Bridge 4's 2638 HST CAB B.S. and ?? Thread

   / Bridge 4's 2638 HST CAB B.S. and ?? Thread #21  
Mine was done without it. Obviously it’s hard to add after the fact.
 
   / Bridge 4's 2638 HST CAB B.S. and ?? Thread #22  
filled to about 75% (valve stem at 12 o'clock, no weight on the tire) the R4's on my 2638 took exactly 40 gallons each of -20 windshield washer fluid.
 
   / Bridge 4's 2638 HST CAB B.S. and ?? Thread
  • Thread Starter
#23  
filled to about 75% (valve stem at 12 o'clock, no weight on the tire) the R4's on my 2638 took exactly 40 gallons each of -20 windshield washer fluid.

Guys are coming to fill them today, so I will see what they say, the chart says about 38 gallons.
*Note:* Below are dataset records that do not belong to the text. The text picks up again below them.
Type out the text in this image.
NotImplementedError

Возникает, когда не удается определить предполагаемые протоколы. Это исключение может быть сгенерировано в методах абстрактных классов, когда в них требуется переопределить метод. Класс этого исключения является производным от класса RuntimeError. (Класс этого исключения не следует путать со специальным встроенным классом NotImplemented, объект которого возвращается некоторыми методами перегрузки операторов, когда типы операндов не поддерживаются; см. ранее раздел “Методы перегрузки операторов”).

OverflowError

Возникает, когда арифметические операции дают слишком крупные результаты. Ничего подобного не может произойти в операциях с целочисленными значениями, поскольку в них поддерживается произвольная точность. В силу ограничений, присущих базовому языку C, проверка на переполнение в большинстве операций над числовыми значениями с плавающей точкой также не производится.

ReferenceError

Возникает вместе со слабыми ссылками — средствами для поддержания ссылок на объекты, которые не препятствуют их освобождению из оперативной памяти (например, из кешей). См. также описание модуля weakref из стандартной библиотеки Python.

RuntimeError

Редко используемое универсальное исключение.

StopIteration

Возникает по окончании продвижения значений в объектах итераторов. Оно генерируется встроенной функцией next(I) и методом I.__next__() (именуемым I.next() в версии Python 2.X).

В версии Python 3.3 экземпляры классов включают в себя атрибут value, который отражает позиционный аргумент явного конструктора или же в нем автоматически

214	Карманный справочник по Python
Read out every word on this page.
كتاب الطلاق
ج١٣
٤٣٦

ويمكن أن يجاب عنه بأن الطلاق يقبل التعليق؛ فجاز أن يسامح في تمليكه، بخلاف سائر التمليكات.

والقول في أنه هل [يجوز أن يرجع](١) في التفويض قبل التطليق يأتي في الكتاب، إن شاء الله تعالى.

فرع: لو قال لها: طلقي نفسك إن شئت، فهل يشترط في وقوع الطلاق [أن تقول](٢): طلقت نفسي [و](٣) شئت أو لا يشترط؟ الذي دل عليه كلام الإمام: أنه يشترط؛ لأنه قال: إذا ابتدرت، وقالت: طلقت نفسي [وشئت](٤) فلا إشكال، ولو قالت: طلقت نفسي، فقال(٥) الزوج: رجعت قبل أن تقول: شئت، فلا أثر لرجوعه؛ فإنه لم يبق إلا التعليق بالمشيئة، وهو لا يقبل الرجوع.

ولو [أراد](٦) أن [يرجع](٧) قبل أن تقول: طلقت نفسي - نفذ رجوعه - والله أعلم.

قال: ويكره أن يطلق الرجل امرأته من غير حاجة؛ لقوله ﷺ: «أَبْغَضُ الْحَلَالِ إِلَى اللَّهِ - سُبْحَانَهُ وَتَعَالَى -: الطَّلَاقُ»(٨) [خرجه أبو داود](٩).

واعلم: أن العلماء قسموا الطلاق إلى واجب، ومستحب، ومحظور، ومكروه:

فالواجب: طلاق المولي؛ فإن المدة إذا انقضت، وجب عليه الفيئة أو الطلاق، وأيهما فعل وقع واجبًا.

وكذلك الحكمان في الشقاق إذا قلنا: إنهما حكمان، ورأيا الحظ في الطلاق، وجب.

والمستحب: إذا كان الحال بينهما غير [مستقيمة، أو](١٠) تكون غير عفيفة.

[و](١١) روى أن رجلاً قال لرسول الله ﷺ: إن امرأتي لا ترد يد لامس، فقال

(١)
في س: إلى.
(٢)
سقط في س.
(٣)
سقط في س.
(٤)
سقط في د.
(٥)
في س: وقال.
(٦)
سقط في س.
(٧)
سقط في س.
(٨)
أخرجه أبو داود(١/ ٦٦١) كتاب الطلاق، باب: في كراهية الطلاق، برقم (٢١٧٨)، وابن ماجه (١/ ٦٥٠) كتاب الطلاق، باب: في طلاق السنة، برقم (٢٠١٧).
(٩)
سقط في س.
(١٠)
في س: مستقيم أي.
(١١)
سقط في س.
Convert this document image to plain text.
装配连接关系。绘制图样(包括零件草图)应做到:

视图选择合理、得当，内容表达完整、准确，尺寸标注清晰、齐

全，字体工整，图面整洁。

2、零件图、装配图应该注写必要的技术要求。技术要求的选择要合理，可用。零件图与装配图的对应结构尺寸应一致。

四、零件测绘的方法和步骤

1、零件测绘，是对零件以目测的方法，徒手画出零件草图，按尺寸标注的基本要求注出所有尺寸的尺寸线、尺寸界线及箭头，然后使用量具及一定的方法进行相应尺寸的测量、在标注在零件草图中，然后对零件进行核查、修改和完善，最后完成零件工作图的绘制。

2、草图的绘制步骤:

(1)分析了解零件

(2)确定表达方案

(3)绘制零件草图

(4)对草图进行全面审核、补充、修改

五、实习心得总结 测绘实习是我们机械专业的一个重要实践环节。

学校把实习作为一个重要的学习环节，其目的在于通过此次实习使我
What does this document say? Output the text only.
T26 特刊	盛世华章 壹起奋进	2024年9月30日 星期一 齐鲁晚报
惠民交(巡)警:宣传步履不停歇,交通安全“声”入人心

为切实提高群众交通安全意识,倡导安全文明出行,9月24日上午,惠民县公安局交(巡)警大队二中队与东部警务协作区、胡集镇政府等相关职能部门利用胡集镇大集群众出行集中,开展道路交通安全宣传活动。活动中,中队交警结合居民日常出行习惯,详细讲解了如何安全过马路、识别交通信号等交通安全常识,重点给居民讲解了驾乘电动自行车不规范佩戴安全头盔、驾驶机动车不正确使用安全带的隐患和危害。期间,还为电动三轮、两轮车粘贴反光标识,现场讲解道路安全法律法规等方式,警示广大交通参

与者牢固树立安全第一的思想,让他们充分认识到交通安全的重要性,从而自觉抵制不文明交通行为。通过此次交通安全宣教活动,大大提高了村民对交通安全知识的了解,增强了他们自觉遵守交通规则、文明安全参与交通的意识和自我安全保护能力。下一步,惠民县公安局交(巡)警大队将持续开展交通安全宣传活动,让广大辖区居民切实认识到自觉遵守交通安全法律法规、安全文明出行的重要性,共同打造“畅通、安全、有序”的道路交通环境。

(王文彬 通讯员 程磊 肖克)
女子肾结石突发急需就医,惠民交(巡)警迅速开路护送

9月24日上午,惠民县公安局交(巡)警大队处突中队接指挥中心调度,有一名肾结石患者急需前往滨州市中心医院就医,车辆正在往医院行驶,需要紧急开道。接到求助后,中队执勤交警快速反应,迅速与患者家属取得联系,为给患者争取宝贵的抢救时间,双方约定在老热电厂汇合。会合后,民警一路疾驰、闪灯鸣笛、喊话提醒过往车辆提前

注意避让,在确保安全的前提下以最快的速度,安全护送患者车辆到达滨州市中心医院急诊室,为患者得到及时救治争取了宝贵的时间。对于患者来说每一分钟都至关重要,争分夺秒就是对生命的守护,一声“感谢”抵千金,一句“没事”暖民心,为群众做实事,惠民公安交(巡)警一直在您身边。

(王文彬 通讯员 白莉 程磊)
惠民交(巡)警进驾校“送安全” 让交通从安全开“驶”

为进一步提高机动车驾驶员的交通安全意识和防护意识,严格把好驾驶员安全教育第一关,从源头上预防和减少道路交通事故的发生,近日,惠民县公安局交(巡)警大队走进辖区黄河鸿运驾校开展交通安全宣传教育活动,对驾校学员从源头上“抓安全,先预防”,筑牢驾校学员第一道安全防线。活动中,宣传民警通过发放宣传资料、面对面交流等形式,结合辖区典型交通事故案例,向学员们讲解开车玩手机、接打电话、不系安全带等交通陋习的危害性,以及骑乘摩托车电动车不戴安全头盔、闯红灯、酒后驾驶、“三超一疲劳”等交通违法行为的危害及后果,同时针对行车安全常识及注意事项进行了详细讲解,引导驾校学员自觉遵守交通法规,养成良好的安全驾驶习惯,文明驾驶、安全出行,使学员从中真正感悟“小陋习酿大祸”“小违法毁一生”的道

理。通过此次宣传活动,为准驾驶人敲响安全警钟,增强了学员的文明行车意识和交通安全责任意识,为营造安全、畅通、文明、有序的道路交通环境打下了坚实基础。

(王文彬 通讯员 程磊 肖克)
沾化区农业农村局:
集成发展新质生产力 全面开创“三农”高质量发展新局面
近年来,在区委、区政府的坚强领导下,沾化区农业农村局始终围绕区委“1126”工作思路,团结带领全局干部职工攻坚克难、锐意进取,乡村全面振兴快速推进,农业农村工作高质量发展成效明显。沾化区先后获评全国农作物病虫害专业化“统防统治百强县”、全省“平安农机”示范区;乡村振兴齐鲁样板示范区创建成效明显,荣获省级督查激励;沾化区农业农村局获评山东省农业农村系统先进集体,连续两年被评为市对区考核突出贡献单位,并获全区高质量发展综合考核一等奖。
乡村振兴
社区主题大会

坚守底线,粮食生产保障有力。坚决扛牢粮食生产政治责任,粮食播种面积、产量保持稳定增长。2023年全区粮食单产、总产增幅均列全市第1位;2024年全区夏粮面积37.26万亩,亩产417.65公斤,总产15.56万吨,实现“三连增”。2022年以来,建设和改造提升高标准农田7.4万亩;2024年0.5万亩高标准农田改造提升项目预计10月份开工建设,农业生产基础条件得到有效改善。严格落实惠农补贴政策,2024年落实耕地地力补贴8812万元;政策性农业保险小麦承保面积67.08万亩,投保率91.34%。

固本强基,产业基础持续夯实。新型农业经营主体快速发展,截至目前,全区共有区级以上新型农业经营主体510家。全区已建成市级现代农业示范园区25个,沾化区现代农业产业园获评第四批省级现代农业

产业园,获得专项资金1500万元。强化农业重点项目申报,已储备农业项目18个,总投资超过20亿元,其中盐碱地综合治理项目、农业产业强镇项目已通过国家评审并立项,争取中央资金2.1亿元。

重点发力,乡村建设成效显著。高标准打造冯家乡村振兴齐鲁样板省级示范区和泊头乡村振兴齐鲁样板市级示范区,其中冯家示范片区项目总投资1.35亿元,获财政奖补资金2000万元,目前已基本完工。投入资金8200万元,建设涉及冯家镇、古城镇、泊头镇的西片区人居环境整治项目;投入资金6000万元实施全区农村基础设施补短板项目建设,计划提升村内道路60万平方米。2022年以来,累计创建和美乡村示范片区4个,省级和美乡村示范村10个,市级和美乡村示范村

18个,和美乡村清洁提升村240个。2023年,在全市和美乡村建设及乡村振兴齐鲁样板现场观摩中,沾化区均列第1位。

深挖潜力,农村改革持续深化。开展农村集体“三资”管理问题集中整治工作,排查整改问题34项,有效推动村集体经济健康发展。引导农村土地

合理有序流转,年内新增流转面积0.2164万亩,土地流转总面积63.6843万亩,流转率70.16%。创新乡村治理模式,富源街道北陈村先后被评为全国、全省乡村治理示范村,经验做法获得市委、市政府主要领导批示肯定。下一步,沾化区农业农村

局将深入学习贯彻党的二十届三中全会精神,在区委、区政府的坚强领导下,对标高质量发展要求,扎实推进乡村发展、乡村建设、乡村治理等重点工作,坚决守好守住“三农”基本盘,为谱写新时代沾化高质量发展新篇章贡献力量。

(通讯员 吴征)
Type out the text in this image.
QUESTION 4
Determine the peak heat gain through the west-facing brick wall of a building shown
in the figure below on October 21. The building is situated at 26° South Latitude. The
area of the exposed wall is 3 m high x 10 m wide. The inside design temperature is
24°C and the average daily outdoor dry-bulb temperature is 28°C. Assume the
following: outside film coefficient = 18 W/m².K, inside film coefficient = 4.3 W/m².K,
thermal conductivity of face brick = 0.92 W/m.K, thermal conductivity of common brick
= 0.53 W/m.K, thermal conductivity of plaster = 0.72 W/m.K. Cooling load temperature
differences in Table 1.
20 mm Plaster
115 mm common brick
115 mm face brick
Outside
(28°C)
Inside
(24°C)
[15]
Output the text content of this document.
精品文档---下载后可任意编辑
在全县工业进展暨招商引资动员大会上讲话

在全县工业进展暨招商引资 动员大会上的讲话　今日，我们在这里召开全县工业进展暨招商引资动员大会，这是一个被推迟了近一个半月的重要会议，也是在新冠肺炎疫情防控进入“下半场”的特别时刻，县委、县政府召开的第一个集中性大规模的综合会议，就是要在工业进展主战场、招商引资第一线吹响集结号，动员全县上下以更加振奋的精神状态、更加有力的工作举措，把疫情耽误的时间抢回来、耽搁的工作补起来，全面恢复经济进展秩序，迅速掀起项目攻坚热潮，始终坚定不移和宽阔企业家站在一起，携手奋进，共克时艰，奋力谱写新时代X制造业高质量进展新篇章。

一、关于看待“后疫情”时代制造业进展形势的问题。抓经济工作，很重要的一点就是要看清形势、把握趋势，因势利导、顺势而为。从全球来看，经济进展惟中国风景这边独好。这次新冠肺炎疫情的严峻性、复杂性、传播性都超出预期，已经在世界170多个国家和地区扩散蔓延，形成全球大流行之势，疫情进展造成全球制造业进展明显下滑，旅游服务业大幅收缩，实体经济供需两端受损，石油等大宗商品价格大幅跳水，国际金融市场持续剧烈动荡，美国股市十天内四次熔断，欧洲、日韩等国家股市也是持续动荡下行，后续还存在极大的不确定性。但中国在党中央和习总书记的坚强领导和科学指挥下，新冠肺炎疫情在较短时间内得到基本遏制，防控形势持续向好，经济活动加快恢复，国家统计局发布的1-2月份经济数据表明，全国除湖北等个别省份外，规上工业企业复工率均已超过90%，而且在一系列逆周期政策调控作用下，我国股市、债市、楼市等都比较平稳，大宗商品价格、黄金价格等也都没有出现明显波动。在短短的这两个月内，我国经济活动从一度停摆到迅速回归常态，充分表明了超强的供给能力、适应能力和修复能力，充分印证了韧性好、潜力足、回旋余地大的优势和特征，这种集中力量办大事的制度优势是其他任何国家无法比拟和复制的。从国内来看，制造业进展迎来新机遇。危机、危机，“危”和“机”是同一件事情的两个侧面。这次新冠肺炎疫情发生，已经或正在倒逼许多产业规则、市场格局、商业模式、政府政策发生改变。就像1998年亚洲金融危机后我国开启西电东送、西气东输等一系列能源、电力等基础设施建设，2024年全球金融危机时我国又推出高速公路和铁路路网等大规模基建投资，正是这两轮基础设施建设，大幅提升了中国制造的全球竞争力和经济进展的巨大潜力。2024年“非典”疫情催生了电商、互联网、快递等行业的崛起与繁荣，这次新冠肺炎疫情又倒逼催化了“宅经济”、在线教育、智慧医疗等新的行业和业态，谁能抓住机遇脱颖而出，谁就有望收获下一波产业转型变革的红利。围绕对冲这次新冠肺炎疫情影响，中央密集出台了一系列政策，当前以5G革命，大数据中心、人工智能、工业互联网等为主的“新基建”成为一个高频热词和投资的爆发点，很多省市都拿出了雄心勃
How do you like the tractor with the tires filled? Much difference?
 
   / Bridge 4's 2638 HST CAB B.S. and ?? Thread #24  
Guys are coming to fill them today, so I will see what they say, the chart says about 38 gallons. How do you like the tractor with the tires filled? Much difference?

It makes a huge difference when doing rear implement work like the box blade or a straight blade. I don't do any mowing or anything like that so I'm not sure how it is for that. I have my backhoe on 90% of the time so I'm used to the added weight and find it helpful.
 
   / Bridge 4's 2638 HST CAB B.S. and ?? Thread
  • Thread Starter
#25  
Tires got filled, guy who filled them said to wait overnight to let it settle some so the foam from pumping it in goes down.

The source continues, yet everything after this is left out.